Saturday, September 6, 2008

Welcome to the Twilight Zone

So we're going to bed last night and the light on my bedside table is still on. This is a typical conversation that occurs at this point in the night:

Jen to Chip: "Oh, I guess I have to turn the light off."
Chip to Jen: "Yeah, I guess so."

It's boring on purpose. That's what makes it funny. To us at least. Ritual, people, ritual. We do the same thing when we're driving together some place far away, yet again:

"Hey Chip."
"Hey what?"
"We're drivin'"

Followed an hour later by:

"Hey Jen."
"Hey what?"
"We're still drivin' "
"Yup."

Anyway, that's not the point here. The point is that last night's bedroom light conversation took an unexpected turn. You have to keep things interesting in the bedroom when you've been married for almost 8 years, right. I mean rituals only go so far.

So I say my part about needing to turn out the light and Chip suggests this:

"Or you could leave it on and let it shut itself off."
"I could." I'm intrigued by this new possibility. "How long do you think that would take. I mean I did switch to compact fluorescent bulbs not too long ago. They last, like, forever or something, right?" Chip considers my point briefly.
"No, I think the power company would shut off our power first if we did nothing but sit here and wait for the light to go out. We'd never pay our bills and they'd cut us off." Then he re-considers, "But they do give 90 days, though. I think we'd lose power from a storm or something before then and the light would go out."
We hardly ever lose our power. Maybe twice a year or three times at most, so I'm dubious.
"Nah, we'd have to wait forever for that to happen. I guess I'll just shut it off."
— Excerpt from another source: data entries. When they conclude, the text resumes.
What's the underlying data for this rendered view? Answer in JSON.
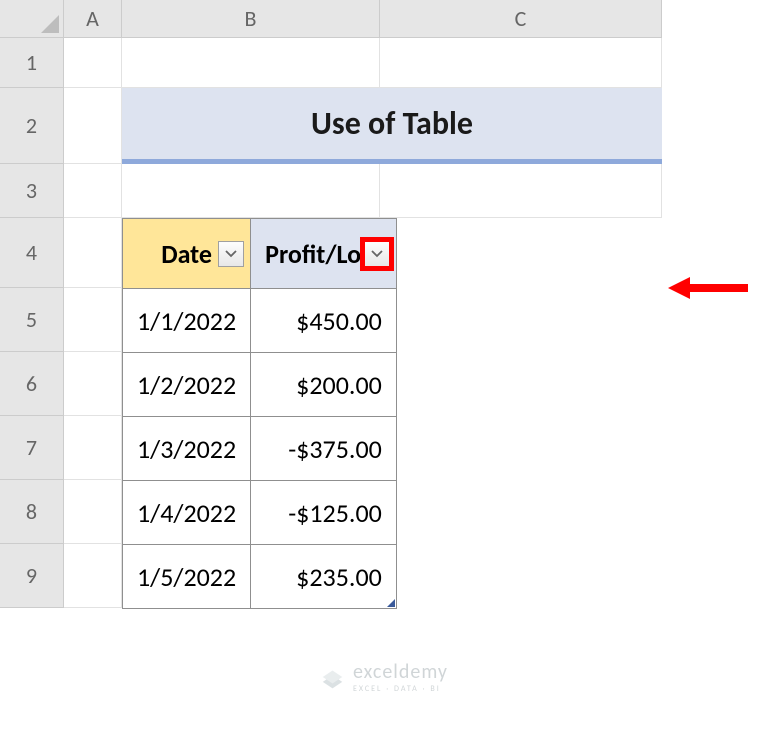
{
  "columns": [
    "A",
    "B",
    "C"
  ],
  "rows": [
    "1",
    "2",
    "3",
    "4",
    "5",
    "6",
    "7",
    "8",
    "9"
  ],
  "title": "Use of Table",
  "table": {
    "headers": {
      "date": "Date",
      "profit_loss": "Profit/Loss"
    },
    "rows": [
      {
        "date": "1/1/2022",
        "value": "$450.00"
      },
      {
        "date": "1/2/2022",
        "value": "$200.00"
      },
      {
        "date": "1/3/2022",
        "value": "-$375.00"
      },
      {
        "date": "1/4/2022",
        "value": "-$125.00"
      },
      {
        "date": "1/5/2022",
        "value": "$235.00"
      }
    ]
  },
  "watermark": {
    "name": "exceldemy",
    "sub": "EXCEL · DATA · BI"
  }
}
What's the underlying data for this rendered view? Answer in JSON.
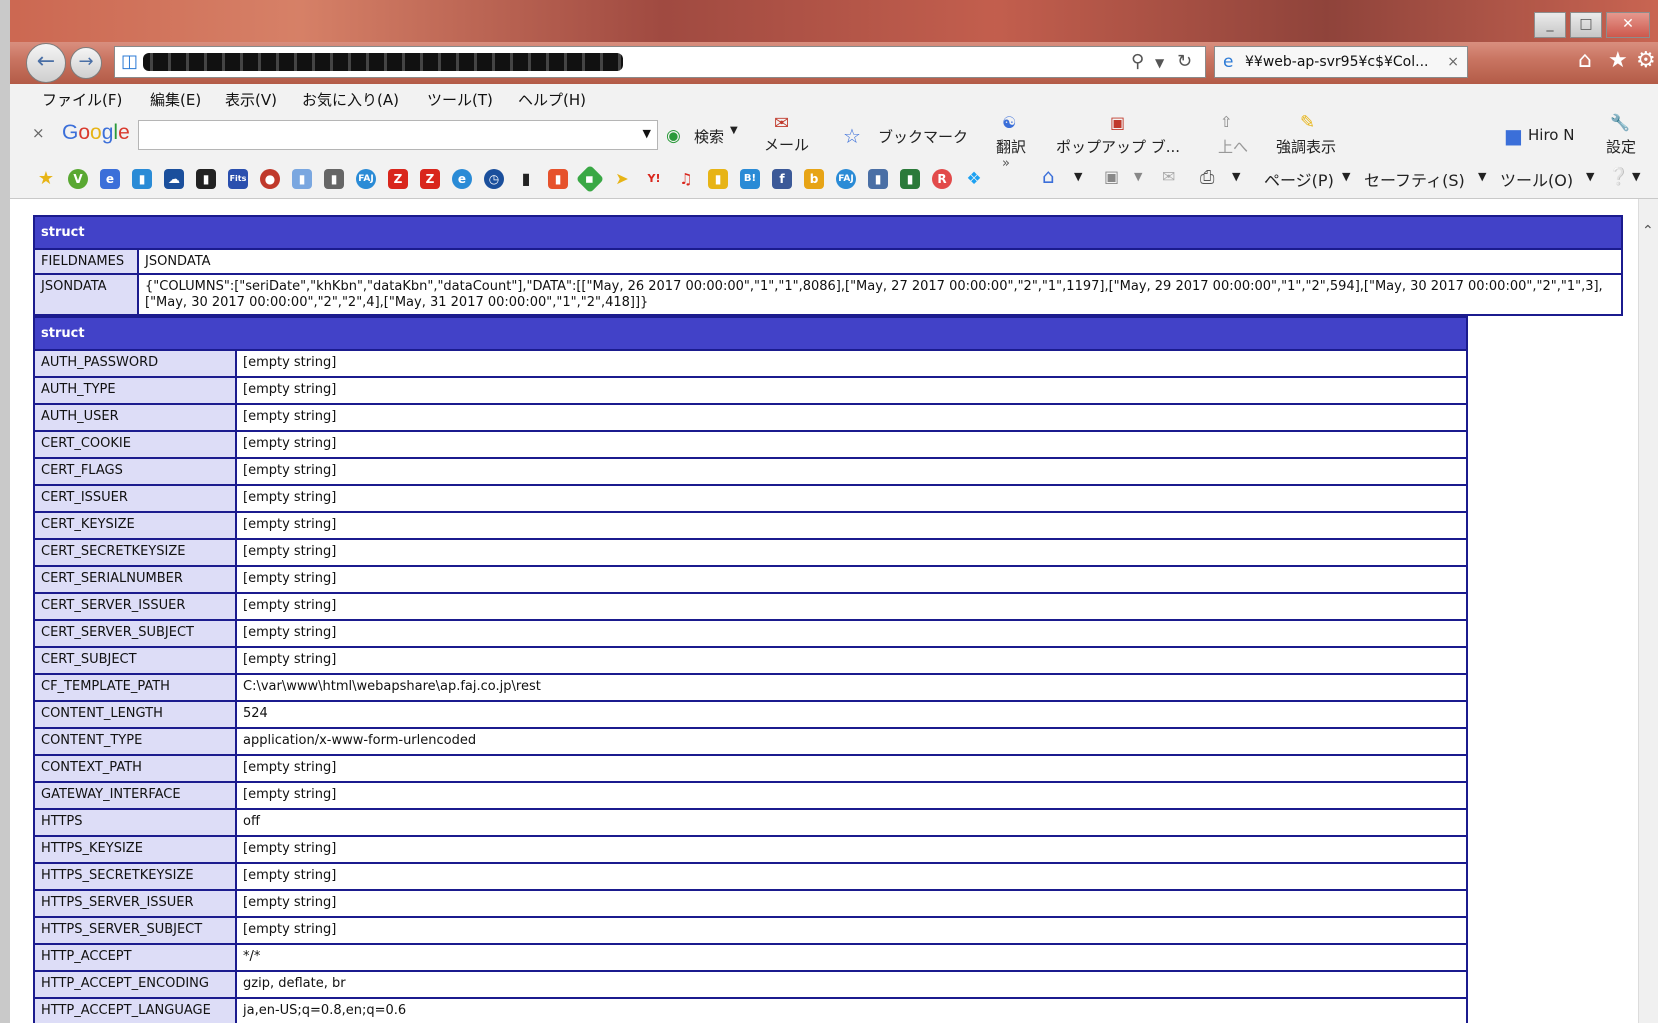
{
  "window": {
    "minimize": "_",
    "maximize": "□",
    "close": "✕"
  },
  "nav": {
    "back_icon": "arrow-left-icon",
    "forward_icon": "arrow-right-icon",
    "tab_title": "¥¥web-ap-svr95¥c$¥Col...",
    "tab_close": "×"
  },
  "menu": [
    "ファイル(F)",
    "編集(E)",
    "表示(V)",
    "お気に入り(A)",
    "ツール(T)",
    "ヘルプ(H)"
  ],
  "google_toolbar": {
    "close": "×",
    "logo": "Google",
    "search_label": "検索",
    "mail_label": "メール",
    "bookmark_label": "ブックマーク",
    "translate_label": "翻訳",
    "popup_label": "ポップアップ ブ...",
    "up_label": "上へ",
    "highlight_label": "強調表示",
    "user_label": "Hiro N",
    "settings_label": "設定"
  },
  "command_bar": {
    "more": "»",
    "page_label": "ページ(P)",
    "safety_label": "セーフティ(S)",
    "tools_label": "ツール(O)"
  },
  "dump": {
    "struct1_header": "struct",
    "struct1_rows": [
      {
        "key": "FIELDNAMES",
        "value": "JSONDATA"
      },
      {
        "key": "JSONDATA",
        "value": "{\"COLUMNS\":[\"seriDate\",\"khKbn\",\"dataKbn\",\"dataCount\"],\"DATA\":[[\"May, 26 2017 00:00:00\",\"1\",\"1\",8086],[\"May, 27 2017 00:00:00\",\"2\",\"1\",1197],[\"May, 29 2017 00:00:00\",\"1\",\"2\",594],[\"May, 30 2017 00:00:00\",\"2\",\"1\",3],[\"May, 30 2017 00:00:00\",\"2\",\"2\",4],[\"May, 31 2017 00:00:00\",\"1\",\"2\",418]]}"
      }
    ],
    "struct2_header": "struct",
    "struct2_rows": [
      {
        "key": "AUTH_PASSWORD",
        "value": "[empty string]"
      },
      {
        "key": "AUTH_TYPE",
        "value": "[empty string]"
      },
      {
        "key": "AUTH_USER",
        "value": "[empty string]"
      },
      {
        "key": "CERT_COOKIE",
        "value": "[empty string]"
      },
      {
        "key": "CERT_FLAGS",
        "value": "[empty string]"
      },
      {
        "key": "CERT_ISSUER",
        "value": "[empty string]"
      },
      {
        "key": "CERT_KEYSIZE",
        "value": "[empty string]"
      },
      {
        "key": "CERT_SECRETKEYSIZE",
        "value": "[empty string]"
      },
      {
        "key": "CERT_SERIALNUMBER",
        "value": "[empty string]"
      },
      {
        "key": "CERT_SERVER_ISSUER",
        "value": "[empty string]"
      },
      {
        "key": "CERT_SERVER_SUBJECT",
        "value": "[empty string]"
      },
      {
        "key": "CERT_SUBJECT",
        "value": "[empty string]"
      },
      {
        "key": "CF_TEMPLATE_PATH",
        "value": "C:\\var\\www\\html\\webapshare\\ap.faj.co.jp\\rest"
      },
      {
        "key": "CONTENT_LENGTH",
        "value": "524"
      },
      {
        "key": "CONTENT_TYPE",
        "value": "application/x-www-form-urlencoded"
      },
      {
        "key": "CONTEXT_PATH",
        "value": "[empty string]"
      },
      {
        "key": "GATEWAY_INTERFACE",
        "value": "[empty string]"
      },
      {
        "key": "HTTPS",
        "value": "off"
      },
      {
        "key": "HTTPS_KEYSIZE",
        "value": "[empty string]"
      },
      {
        "key": "HTTPS_SECRETKEYSIZE",
        "value": "[empty string]"
      },
      {
        "key": "HTTPS_SERVER_ISSUER",
        "value": "[empty string]"
      },
      {
        "key": "HTTPS_SERVER_SUBJECT",
        "value": "[empty string]"
      },
      {
        "key": "HTTP_ACCEPT",
        "value": "*/*"
      },
      {
        "key": "HTTP_ACCEPT_ENCODING",
        "value": "gzip, deflate, br"
      },
      {
        "key": "HTTP_ACCEPT_LANGUAGE",
        "value": "ja,en-US;q=0.8,en;q=0.6"
      }
    ]
  },
  "colors": {
    "header_bg": "#4242c8",
    "border": "#1b1b8e",
    "key_bg": "#ddddf7"
  }
}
Click. Darkness. Okay, before going any further you have to watch this in order to set the proper mood:


I slept fitfully all night. At one point it sounded quiet, too quiet even for my ear-plugged sleep. I popped one plug out of my ear and lifted my head toward the window that holds the fan. I heard nothing. Weird that Chip would shut the fan off on a hot night, but that explained the stuffiness. Then I craned my head up over Chip's shoulder to check the time. I craned further and further. No red LEDs looking back at me. Whoa. I make a funny little noise of disbelief loud enough to wake Chip, who also wasn't sleeping well.

"We lost our power" he says.
"Yeah, clearly. That's really weird." No storm, no major wind, no loud boom nearby as if a transformer blew or something.
"Guess you didn't need to turn off the light after all."